Rumah Baca Anak Nagari (RBAN) hadir dari impian dan keresahan. Wewujudkan impian putra sulung kami dan keresahan terhadap degradasi moral anak-anak dilingkungan sekitar.

Perjalanan Rumah Baca Anak Nagari (RBAN) tidaklah berjalan dengan baik-baik saja awalnya,  banyak rintangan yang menghadang, mulai dari minimnya pendanaan, kurangnya perhatian pemerintahan daerah serta ketidakpercayaan masyarakat terhadap gerakan sosial ini.

Rintangan-rintangan tersebut tidak menjadi penghambat bagi kami, sebaliknya menjadi pemicu untuk terus bergerak menebarkan manfaat bagi masyarakat menumbuhkan minat baca melalui berbagai gerakan literasi.

Sebuah pribahasa “Hasil tidak akan mengkhianati usaha” telah menjadi kenyataan. Aksi literasi yang telah RBAN lakukan sejak tahun 2017 membuahkan hasil, sederet piagam penghargaan menghiasi dinding di ruangan kecil tersebut. Mulai dari tingkat kabupaten maupun tingkat nasional. Pencapain tertinggi yang telah saya raih sebagai founder RBAN yaitu penghargaan Jasa Dharma Pustaloka dari Perpustakaan Nasional kategori masyarakat dalam hal menggerakan minat baca di masyarakat pada tahun 2021.
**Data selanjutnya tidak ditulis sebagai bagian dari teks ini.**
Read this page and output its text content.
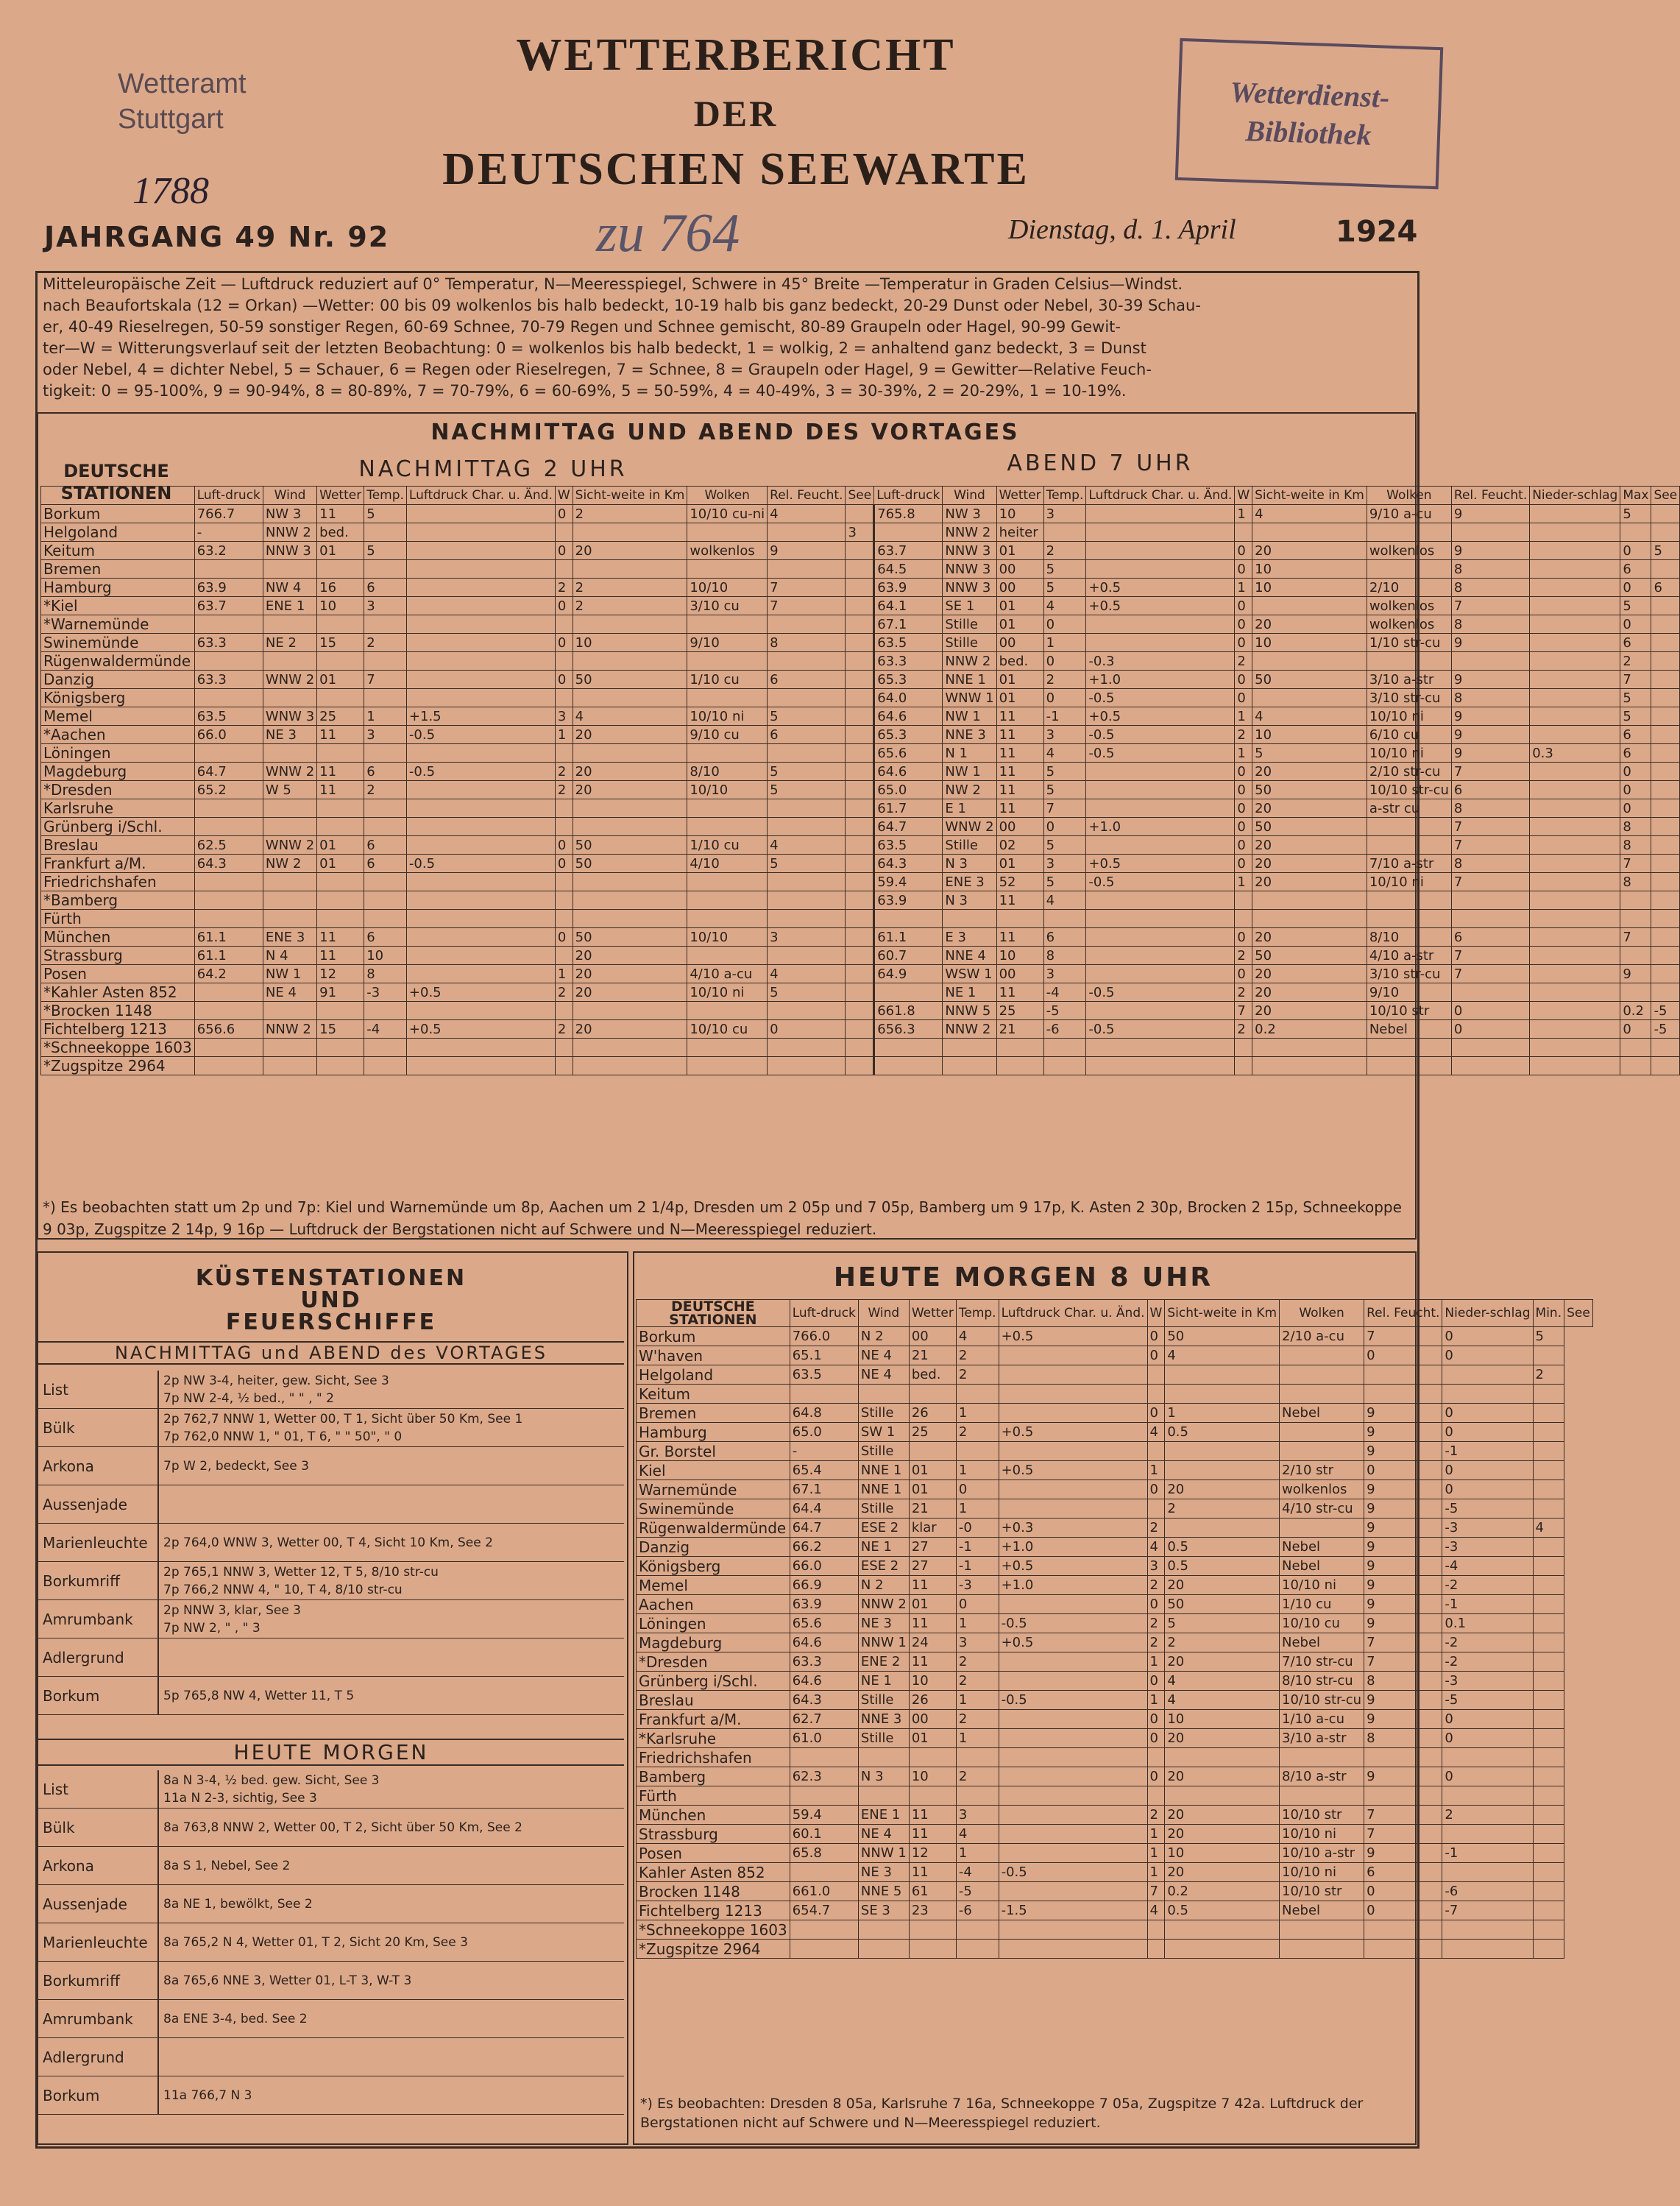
Wetteramt
Stuttgart
1788
WETTERBERICHT
DER
DEUTSCHEN SEEWARTE
Wetterdienst-
Bibliothek
JAHRGANG 49 Nr. 92	zu 764	Dienstag, d. 1. April	1924

Mitteleuropäische Zeit — Luftdruck reduziert auf 0° Temperatur, N—Meeresspiegel, Schwere in 45° Breite —Temperatur in Graden Celsius—Windst.

nach Beaufortskala (12 = Orkan) —Wetter: 00 bis 09 wolkenlos bis halb bedeckt, 10-19 halb bis ganz bedeckt, 20-29 Dunst oder Nebel, 30-39 Schau-

er, 40-49 Rieselregen, 50-59 sonstiger Regen, 60-69 Schnee, 70-79 Regen und Schnee gemischt, 80-89 Graupeln oder Hagel, 90-99 Gewit-

ter—W = Witterungsverlauf seit der letzten Beobachtung: 0 = wolkenlos bis halb bedeckt, 1 = wolkig, 2 = anhaltend ganz bedeckt, 3 = Dunst

oder Nebel, 4 = dichter Nebel, 5 = Schauer, 6 = Regen oder Rieselregen, 7 = Schnee, 8 = Graupeln oder Hagel, 9 = Gewitter—Relative Feuch-

tigkeit: 0 = 95-100%, 9 = 90-94%, 8 = 80-89%, 7 = 70-79%, 6 = 60-69%, 5 = 50-59%, 4 = 40-49%, 3 = 30-39%, 2 = 20-29%, 1 = 10-19%.

NACHMITTAG UND ABEND DES VORTAGES
DEUTSCHE STATIONEN
NACHMITTAG 2 UHR	ABEND 7 UHR
	Luft-druck	Wind	Wetter	Temp.	Luftdruck Char. u. Änd.	W	Sicht-weite in Km	Wolken	Rel. Feucht.	See	Luft-druck	Wind	Wetter	Temp.	Luftdruck Char. u. Änd.	W	Sicht-weite in Km	Wolken	Rel. Feucht.	Nieder-schlag	Max	See
Borkum	766.7	NW 3	11	5		0	2	10/10 cu-ni	4		765.8	NW 3	10	3		1	4	9/10 a-cu	9		5	
Helgoland	-	NNW 2	bed.							3		NNW 2	heiter									
Keitum	63.2	NNW 3	01	5		0	20	wolkenlos	9		63.7	NNW 3	01	2		0	20	wolkenlos	9		0	5
Bremen											64.5	NNW 3	00	5		0	10		8		6	
Hamburg	63.9	NW 4	16	6		2	2	10/10	7		63.9	NNW 3	00	5	+0.5	1	10	2/10	8		0	6
*Kiel	63.7	ENE 1	10	3		0	2	3/10 cu	7		64.1	SE 1	01	4	+0.5	0		wolkenlos	7		5	
*Warnemünde											67.1	Stille	01	0		0	20	wolkenlos	8		0	
Swinemünde	63.3	NE 2	15	2		0	10	9/10	8		63.5	Stille	00	1		0	10	1/10 str-cu	9		6	
Rügenwaldermünde											63.3	NNW 2	bed.	0	-0.3	2					2	
Danzig	63.3	WNW 2	01	7		0	50	1/10 cu	6		65.3	NNE 1	01	2	+1.0	0	50	3/10 a-str	9		7	
Königsberg											64.0	WNW 1	01	0	-0.5	0		3/10 str-cu	8		5	
Memel	63.5	WNW 3	25	1	+1.5	3	4	10/10 ni	5		64.6	NW 1	11	-1	+0.5	1	4	10/10 ni	9		5	
*Aachen	66.0	NE 3	11	3	-0.5	1	20	9/10 cu	6		65.3	NNE 3	11	3	-0.5	2	10	6/10 cu	9		6	
Löningen											65.6	N 1	11	4	-0.5	1	5	10/10 ni	9	0.3	6	
Magdeburg	64.7	WNW 2	11	6	-0.5	2	20	8/10	5		64.6	NW 1	11	5		0	20	2/10 str-cu	7		0	
*Dresden	65.2	W 5	11	2		2	20	10/10	5		65.0	NW 2	11	5		0	50	10/10 str-cu	6		0	
Karlsruhe											61.7	E 1	11	7		0	20	a-str cu	8		0	
Grünberg i/Schl.											64.7	WNW 2	00	0	+1.0	0	50		7		8	
Breslau	62.5	WNW 2	01	6		0	50	1/10 cu	4		63.5	Stille	02	5		0	20		7		8	
Frankfurt a/M.	64.3	NW 2	01	6	-0.5	0	50	4/10	5		64.3	N 3	01	3	+0.5	0	20	7/10 a-str	8		7	
Friedrichshafen											59.4	ENE 3	52	5	-0.5	1	20	10/10 ni	7		8	
*Bamberg											63.9	N 3	11	4								
Fürth																						
München	61.1	ENE 3	11	6		0	50	10/10	3		61.1	E 3	11	6		0	20	8/10	6		7	
Strassburg	61.1	N 4	11	10			20				60.7	NNE 4	10	8		2	50	4/10 a-str	7			
Posen	64.2	NW 1	12	8		1	20	4/10 a-cu	4		64.9	WSW 1	00	3		0	20	3/10 str-cu	7		9	
*Kahler Asten 852		NE 4	91	-3	+0.5	2	20	10/10 ni	5			NE 1	11	-4	-0.5	2	20	9/10				
*Brocken 1148											661.8	NNW 5	25	-5		7	20	10/10 str	0		0.2	-5
Fichtelberg 1213	656.6	NNW 2	15	-4	+0.5	2	20	10/10 cu	0		656.3	NNW 2	21	-6	-0.5	2	0.2	Nebel	0		0	-5
*Schneekoppe 1603																						
*Zugspitze 2964																						
*) Es beobachten statt um 2p und 7p: Kiel und Warnemünde um 8p, Aachen um 2 1/4p, Dresden um 2 05p und 7 05p, Bamberg um 9 17p, K. Asten 2 30p, Brocken 2 15p, Schneekoppe 9 03p, Zugspitze 2 14p, 9 16p — Luftdruck der Bergstationen nicht auf Schwere und N—Meeresspiegel reduziert.
KÜSTENSTATIONEN
UND
FEUERSCHIFFE
NACHMITTAG und ABEND des VORTAGES
List	2p NW 3-4, heiter, gew. Sicht, See 3
7p NW 2-4, ½ bed., " " , " 2

Bülk	2p 762,7 NNW 1, Wetter 00, T 1, Sicht über 50 Km, See 1
7p 762,0 NNW 1, " 01, T 6, " " 50", " 0

Arkona	7p W 2, bedeckt, See 3

Aussenjade	

Marienleuchte	2p 764,0 WNW 3, Wetter 00, T 4, Sicht 10 Km, See 2

Borkumriff	2p 765,1 NNW 3, Wetter 12, T 5, 8/10 str-cu
7p 766,2 NNW 4, " 10, T 4, 8/10 str-cu

Amrumbank	2p NNW 3, klar, See 3
7p NW 2, " , " 3

Adlergrund	

Borkum	5p 765,8 NW 4, Wetter 11, T 5
HEUTE MORGEN
List	8a N 3-4, ½ bed. gew. Sicht, See 3
11a N 2-3, sichtig, See 3

Bülk	8a 763,8 NNW 2, Wetter 00, T 2, Sicht über 50 Km, See 2

Arkona	8a S 1, Nebel, See 2

Aussenjade	8a NE 1, bewölkt, See 2

Marienleuchte	8a 765,2 N 4, Wetter 01, T 2, Sicht 20 Km, See 3

Borkumriff	8a 765,6 NNE 3, Wetter 01, L-T 3, W-T 3

Amrumbank	8a ENE 3-4, bed. See 2

Adlergrund	

Borkum	11a 766,7 N 3
HEUTE MORGEN 8 UHR
DEUTSCHE STATIONEN	Luft-druck	Wind	Wetter	Temp.	Luftdruck Char. u. Änd.	W	Sicht-weite in Km	Wolken	Rel. Feucht.	Nieder-schlag	Min.	See
Borkum	766.0	N 2	00	4	+0.5	0	50	2/10 a-cu	7	0	5	
W'haven	65.1	NE 4	21	2		0	4		0	0		
Helgoland	63.5	NE 4	bed.	2							2	
Keitum												
Bremen	64.8	Stille	26	1		0	1	Nebel	9	0		
Hamburg	65.0	SW 1	25	2	+0.5	4	0.5		9	0		
Gr. Borstel	-	Stille							9	-1		
Kiel	65.4	NNE 1	01	1	+0.5	1		2/10 str	0	0		
Warnemünde	67.1	NNE 1	01	0		0	20	wolkenlos	9	0		
Swinemünde	64.4	Stille	21	1			2	4/10 str-cu	9	-5		
Rügenwaldermünde	64.7	ESE 2	klar	-0	+0.3	2			9	-3	4	
Danzig	66.2	NE 1	27	-1	+1.0	4	0.5	Nebel	9	-3		
Königsberg	66.0	ESE 2	27	-1	+0.5	3	0.5	Nebel	9	-4		
Memel	66.9	N 2	11	-3	+1.0	2	20	10/10 ni	9	-2		
Aachen	63.9	NNW 2	01	0		0	50	1/10 cu	9	-1		
Löningen	65.6	NE 3	11	1	-0.5	2	5	10/10 cu	9	0.1		
Magdeburg	64.6	NNW 1	24	3	+0.5	2	2	Nebel	7	-2		
*Dresden	63.3	ENE 2	11	2		1	20	7/10 str-cu	7	-2		
Grünberg i/Schl.	64.6	NE 1	10	2		0	4	8/10 str-cu	8	-3		
Breslau	64.3	Stille	26	1	-0.5	1	4	10/10 str-cu	9	-5		
Frankfurt a/M.	62.7	NNE 3	00	2		0	10	1/10 a-cu	9	0		
*Karlsruhe	61.0	Stille	01	1		0	20	3/10 a-str	8	0		
Friedrichshafen												
Bamberg	62.3	N 3	10	2		0	20	8/10 a-str	9	0		
Fürth												
München	59.4	ENE 1	11	3		2	20	10/10 str	7	2		
Strassburg	60.1	NE 4	11	4		1	20	10/10 ni	7			
Posen	65.8	NNW 1	12	1		1	10	10/10 a-str	9	-1		
Kahler Asten 852		NE 3	11	-4	-0.5	1	20	10/10 ni	6			
Brocken 1148	661.0	NNE 5	61	-5		7	0.2	10/10 str	0	-6		
Fichtelberg 1213	654.7	SE 3	23	-6	-1.5	4	0.5	Nebel	0	-7		
*Schneekoppe 1603												
*Zugspitze 2964												
*) Es beobachten: Dresden 8 05a, Karlsruhe 7 16a, Schneekoppe 7 05a, Zugspitze 7 42a. Luftdruck der Bergstationen nicht auf Schwere und N—Meeresspiegel reduziert.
Selain penghargaan-penghargaan tersebut, RBAN juga telah mengkoleksi hampir 10 ribu buku berbagai gendre yang dapat dipinjam secara gratis. Kegiatan-kegiatan literasi secara konsiten dilakukan oleh RBAN setiap minggunya. Wajah RBAN sekarang berubah menjadi salah satu wadah literasi yang menebar manfaat bagi masyarakat untuk peradaban yang lebih baik.